They stood almost blocking the pavement and stores,
As if scanning the wares in a show window’s glare;
The stretcher slid though past the ambulance doors,
The medics jumped in; they drove into the square.
And passing by sidewalks, by courtyards and gapers,
Through tumult and chaos of streets in the night,
The rescue squad’s headlights massaged the soft vapors,
Dove into opaqueness devoid of all light.
Policemen and faces, a bleak alleyway
Flashed by all agleam as the vehicle sped;
Clutching an atropine phial and a spray,
The EMT tech scanned the roof overhead.
Rain fell as they bore him to ER reception,
Where a querulous drain dripped and slurred.
Line after line in his dim apperception,
On forms for admittance the scribbled words blurred.
They gave him a cot by the entryway rooms,
For the wing was jam-packed with the ill.
An iodine reek blew about noxious fumes;
A breeze from the street touched the window and sill.

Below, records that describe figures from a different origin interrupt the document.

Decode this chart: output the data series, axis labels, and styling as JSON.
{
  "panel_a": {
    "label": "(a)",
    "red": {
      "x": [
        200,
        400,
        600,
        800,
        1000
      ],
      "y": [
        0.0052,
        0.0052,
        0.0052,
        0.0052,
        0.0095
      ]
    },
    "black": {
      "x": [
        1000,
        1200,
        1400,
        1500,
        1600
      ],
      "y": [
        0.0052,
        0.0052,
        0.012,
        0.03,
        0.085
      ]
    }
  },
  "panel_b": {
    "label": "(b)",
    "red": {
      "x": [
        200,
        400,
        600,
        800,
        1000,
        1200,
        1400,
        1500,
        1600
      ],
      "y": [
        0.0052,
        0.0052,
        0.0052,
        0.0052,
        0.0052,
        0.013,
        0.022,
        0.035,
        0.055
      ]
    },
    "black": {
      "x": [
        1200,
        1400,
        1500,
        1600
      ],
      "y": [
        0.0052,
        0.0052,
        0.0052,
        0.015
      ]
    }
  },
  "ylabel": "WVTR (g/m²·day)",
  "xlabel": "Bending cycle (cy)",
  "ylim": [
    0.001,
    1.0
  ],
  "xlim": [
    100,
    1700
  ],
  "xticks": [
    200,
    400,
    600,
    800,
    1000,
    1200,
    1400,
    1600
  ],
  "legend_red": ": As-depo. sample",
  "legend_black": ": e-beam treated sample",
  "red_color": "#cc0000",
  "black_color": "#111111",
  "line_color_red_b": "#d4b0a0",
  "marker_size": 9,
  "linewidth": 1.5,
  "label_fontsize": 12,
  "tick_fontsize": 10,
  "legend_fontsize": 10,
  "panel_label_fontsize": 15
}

One smidgen of garden, a portion of sky
Were posed in the window-frame square.
The just-arrived patient trained keen avid eye
On ward floors and white coats and stair.
But the soft reverie of his mind unattended
Was jolted by inquiries the duty nurse made.
Her head-shaking mien and her glum look portended:
A sad end to this mess you’re not apt to evade.
Then he gazed out with gratitude flooding his soul
At the wall that was gleaming beyond window’s frame.
On that wall, as if sparks from bituminous coal,
Did the lights of the city their message declaim.
In sunset’s reflection a far gate glowed red,
The blaze of a maple tree smoldered, and now
A long gnarly branch of that tree tossed its head,
Then sent to the sick man a low farewell bow.
“O Lord” (thought the patient), “how perfect thy ways,
Thy people, and walls and the scope of thy breath;
The beds and the parquet, the warmth of thy gaze,
And the black of the city on the night of my death.”
“A sleeping-draught dosage I’ve taken for rest,
And I clutch at my handkerchief, weep;
O God, all the tears of emotions distressed
Are blinding my eyes while thy soft face I seek.”
“Faint glimmers on walls make the air radiate,
Illumining beds and the ward tossed adrift;
How sweet is the thought that my self and my fate,
All my heartbeats and days are Thy own precious gift.”
“As I fade into death in this hospital bed
I can sense Thy warm touch while life lingers;
Like a filigreed ring, with a promise unsaid,
Blessed hands hold me tight in smooth fingers.”